También son reseñables las cuatro dragonas de la pastelería Foix de Sarrià (son de las poquísimas féminas de dragón representadas en la ciudad); el famoso dragón chino de la casa de los Paraigües de la Rambla, un edificio premodernista de Josep Vilaseca; las grandes lagartijas gaudinianas del templo de la Sagrada Família; o los cocodrilos sumergidos en las aguas de la fuente de la plaza Espanya.
Cautivan de todos ellos, incluso de los más humildes, sus ojos altivos y firmes.
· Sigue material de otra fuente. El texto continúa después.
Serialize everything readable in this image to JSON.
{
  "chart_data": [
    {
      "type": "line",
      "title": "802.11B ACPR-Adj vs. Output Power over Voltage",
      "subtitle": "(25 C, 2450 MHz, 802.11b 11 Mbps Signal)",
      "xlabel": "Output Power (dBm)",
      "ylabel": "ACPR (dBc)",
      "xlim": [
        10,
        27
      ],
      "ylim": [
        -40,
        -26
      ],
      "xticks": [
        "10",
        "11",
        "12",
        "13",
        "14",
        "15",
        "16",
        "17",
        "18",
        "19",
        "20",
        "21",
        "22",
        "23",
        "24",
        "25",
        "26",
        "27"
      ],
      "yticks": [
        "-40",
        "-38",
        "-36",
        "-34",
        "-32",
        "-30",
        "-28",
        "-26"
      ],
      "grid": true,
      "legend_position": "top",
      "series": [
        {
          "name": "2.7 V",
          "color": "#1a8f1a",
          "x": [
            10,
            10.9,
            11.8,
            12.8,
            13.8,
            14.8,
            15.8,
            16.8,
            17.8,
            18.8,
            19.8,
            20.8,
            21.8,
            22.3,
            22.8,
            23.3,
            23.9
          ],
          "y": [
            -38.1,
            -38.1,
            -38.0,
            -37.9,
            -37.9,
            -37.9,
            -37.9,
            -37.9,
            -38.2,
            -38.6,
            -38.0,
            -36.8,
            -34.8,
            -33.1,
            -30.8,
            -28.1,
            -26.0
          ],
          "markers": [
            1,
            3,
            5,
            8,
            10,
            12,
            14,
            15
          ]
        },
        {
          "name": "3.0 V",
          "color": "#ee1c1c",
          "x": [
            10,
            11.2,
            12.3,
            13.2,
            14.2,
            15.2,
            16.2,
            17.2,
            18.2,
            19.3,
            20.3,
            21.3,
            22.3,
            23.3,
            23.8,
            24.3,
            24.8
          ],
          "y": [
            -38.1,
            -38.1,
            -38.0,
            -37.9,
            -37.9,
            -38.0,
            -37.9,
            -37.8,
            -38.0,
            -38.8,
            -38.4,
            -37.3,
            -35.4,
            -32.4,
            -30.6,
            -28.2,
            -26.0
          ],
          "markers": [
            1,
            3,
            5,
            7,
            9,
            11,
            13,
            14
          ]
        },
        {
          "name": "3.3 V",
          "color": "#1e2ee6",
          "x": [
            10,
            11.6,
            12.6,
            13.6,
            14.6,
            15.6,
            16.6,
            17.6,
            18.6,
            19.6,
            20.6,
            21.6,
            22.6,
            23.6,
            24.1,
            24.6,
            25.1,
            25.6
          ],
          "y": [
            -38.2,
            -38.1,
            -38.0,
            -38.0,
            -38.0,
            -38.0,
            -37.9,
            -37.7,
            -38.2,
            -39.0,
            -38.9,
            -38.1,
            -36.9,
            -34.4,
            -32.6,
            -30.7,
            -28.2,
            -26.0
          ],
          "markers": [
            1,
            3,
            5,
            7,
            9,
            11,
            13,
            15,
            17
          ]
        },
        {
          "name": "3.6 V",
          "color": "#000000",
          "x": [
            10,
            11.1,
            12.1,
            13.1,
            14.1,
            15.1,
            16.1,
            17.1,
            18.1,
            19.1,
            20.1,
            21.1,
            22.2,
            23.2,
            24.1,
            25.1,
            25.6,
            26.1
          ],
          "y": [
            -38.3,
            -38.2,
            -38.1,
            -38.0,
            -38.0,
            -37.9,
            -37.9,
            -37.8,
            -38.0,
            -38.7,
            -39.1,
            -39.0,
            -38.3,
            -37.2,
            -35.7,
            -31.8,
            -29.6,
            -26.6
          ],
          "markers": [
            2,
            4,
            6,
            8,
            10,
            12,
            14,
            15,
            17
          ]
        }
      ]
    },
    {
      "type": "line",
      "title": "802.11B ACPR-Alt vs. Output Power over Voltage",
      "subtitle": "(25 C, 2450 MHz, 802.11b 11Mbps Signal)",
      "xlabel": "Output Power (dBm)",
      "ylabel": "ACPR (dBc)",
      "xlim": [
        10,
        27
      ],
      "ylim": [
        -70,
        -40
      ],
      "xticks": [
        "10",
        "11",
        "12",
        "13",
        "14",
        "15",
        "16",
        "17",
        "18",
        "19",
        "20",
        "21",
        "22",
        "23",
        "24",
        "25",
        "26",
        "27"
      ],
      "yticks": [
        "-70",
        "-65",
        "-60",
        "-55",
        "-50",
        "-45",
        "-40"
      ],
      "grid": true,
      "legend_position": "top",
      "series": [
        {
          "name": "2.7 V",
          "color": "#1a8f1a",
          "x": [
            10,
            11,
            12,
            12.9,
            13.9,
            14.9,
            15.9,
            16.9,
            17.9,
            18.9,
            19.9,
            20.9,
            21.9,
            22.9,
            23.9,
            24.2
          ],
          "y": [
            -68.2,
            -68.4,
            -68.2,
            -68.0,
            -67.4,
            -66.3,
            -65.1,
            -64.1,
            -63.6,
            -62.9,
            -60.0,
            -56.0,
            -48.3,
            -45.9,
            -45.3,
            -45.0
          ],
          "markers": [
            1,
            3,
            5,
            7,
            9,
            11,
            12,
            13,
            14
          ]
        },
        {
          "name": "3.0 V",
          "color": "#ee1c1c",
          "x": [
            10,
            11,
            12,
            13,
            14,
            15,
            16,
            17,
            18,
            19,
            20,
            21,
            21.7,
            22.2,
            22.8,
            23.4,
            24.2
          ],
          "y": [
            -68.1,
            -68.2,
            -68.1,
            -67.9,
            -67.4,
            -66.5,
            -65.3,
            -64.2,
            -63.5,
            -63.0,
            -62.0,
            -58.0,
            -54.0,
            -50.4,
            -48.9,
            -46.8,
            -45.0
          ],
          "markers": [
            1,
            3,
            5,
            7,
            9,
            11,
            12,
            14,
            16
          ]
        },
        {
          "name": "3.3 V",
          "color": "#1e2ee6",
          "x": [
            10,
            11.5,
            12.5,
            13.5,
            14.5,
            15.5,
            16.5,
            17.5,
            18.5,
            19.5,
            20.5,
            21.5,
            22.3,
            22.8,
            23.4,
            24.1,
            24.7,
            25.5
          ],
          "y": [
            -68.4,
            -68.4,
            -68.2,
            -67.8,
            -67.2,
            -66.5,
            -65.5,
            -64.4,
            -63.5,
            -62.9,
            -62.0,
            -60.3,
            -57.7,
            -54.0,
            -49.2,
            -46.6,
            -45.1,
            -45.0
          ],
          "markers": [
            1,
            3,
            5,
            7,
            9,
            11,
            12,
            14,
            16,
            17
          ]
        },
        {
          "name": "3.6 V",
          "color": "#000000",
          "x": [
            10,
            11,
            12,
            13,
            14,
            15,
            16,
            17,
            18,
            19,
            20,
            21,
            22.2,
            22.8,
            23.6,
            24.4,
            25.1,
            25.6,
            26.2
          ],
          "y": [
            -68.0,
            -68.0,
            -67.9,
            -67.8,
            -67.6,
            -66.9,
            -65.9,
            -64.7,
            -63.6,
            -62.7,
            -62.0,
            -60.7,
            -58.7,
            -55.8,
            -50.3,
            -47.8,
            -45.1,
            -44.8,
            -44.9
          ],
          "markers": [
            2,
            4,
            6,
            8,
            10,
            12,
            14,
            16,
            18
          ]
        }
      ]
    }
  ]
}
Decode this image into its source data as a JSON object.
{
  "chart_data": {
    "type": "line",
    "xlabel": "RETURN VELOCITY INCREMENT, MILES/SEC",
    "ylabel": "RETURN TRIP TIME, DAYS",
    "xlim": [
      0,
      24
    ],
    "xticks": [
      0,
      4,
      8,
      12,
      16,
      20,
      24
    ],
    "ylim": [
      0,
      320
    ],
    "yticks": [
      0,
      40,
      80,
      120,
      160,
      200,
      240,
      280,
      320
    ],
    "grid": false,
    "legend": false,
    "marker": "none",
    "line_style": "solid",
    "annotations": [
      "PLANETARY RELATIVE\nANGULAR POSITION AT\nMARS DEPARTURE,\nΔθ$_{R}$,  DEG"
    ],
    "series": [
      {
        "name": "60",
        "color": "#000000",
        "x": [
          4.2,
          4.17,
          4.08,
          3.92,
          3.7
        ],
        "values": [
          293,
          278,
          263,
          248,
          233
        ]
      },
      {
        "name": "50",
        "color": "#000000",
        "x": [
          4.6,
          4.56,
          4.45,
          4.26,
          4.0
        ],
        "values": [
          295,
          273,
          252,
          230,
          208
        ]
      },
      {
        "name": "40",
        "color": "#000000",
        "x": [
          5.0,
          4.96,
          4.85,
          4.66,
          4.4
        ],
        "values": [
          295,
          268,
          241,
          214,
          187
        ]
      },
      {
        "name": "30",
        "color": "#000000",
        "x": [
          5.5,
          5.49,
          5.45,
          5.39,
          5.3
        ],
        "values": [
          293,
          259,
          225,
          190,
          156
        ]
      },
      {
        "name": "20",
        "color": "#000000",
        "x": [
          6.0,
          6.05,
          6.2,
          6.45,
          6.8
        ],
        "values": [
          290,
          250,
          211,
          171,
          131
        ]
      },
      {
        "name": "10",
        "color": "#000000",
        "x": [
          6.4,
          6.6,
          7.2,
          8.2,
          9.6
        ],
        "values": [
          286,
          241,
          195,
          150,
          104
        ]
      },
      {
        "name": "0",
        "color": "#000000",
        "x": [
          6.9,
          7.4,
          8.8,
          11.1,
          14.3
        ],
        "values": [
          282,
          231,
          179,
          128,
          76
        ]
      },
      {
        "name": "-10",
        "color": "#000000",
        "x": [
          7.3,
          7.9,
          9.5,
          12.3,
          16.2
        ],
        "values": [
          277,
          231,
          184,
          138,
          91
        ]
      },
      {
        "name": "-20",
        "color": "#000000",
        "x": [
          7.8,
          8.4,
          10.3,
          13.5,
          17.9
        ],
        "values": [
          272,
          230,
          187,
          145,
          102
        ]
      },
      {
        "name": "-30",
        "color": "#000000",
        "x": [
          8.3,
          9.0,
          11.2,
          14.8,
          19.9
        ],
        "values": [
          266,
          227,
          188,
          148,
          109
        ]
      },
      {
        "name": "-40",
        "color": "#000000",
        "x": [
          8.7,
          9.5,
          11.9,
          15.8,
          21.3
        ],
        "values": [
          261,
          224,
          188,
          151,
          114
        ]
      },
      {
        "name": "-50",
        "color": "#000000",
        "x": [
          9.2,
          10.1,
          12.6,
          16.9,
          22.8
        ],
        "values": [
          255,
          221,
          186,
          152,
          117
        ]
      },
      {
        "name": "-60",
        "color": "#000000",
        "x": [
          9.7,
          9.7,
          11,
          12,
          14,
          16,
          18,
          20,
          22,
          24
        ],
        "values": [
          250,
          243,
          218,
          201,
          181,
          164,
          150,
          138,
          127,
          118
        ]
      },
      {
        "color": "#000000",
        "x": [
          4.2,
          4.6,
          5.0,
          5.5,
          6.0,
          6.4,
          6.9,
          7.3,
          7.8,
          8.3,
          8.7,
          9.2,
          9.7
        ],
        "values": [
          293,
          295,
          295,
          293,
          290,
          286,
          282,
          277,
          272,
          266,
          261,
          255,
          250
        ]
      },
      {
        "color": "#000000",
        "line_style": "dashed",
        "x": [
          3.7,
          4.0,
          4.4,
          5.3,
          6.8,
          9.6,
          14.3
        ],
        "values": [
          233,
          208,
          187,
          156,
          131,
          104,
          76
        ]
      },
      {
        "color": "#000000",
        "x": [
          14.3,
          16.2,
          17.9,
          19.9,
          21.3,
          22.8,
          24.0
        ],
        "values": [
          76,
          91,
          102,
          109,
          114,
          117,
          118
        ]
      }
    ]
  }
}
Y se comprende: la palabra dragón viene del latín draco, que procede del griego drákon, a su vez derivado de la voz griega dérkomai, que significa mirar con fijeza. Según algunos eruditos, esa cualidad explicaría su condición de guardián mítico de doncellas y tesoros –sistemáticamente ejecutado por dioses, santos o héroes–, aunque otros expertos vinculan el combate legendario entre el caballero y el dragón a mitos indoeuropeos de lucha entre dioses de la guerra y el dragón demoniaco bíblico-babilonio.
Para Catalunya, ese caballero es Sant Jordi, que en 1456 fue declarado patrón por las cortes catalanas, reunidas en el coro de la catedral de Barcelona. Es también patrón de Aragón, Inglaterra, Portugal, Grecia, Polonia, Lituania, Bulgaria, Serbia, Rusia y Georgia, entre otros lugares. De Sant Jordi/San Jorge está más documentado su culto que su existencia, pero la leyenda lo sitúa en el siglo III, nacido en Capadocia o Nicomedia, y mártir por decapitación durante la persecución de los cristianos por el emperador romano Diocleciano. Su leyenda llegó a estos lares en el siglo XV.
Algunos dragones de Barcelona aparecen pues junto al Sant Jordi de libros y rosas que hoy se celebra, mientras algunos otros ejemplares son orientales, y denotan el gusto por los elementos exóticos de la burguesía catalana en los tiempos del modernismo. En aquella época la decoración era fundamental, así que los dragones podían campar a sus anchas en muebles, puertas, joyas, cortinas y colchas. Los gustos actuales dificultan su subsistencia como elemento decorativo en Barcelona, pese a la población china que crece y pese a que un escritor como Carlos Ruiz Zafón sea de ellos un apasionado, y acostumbre a llevar uno en la solapa.
Los dragones orientales –seres sin alas pero voladores– son personajes benévolos, cargados de sabiduría, mientras que los dragones occidentales suelen ser considerados maléficos. "El dragón es un monstruo inventado –recuerda el arquitecto Bassegoda Nonell–, por lo que cada artista ha podido apelar a su propia imaginación a la hora de plasmarlo, y por eso son tan diversos".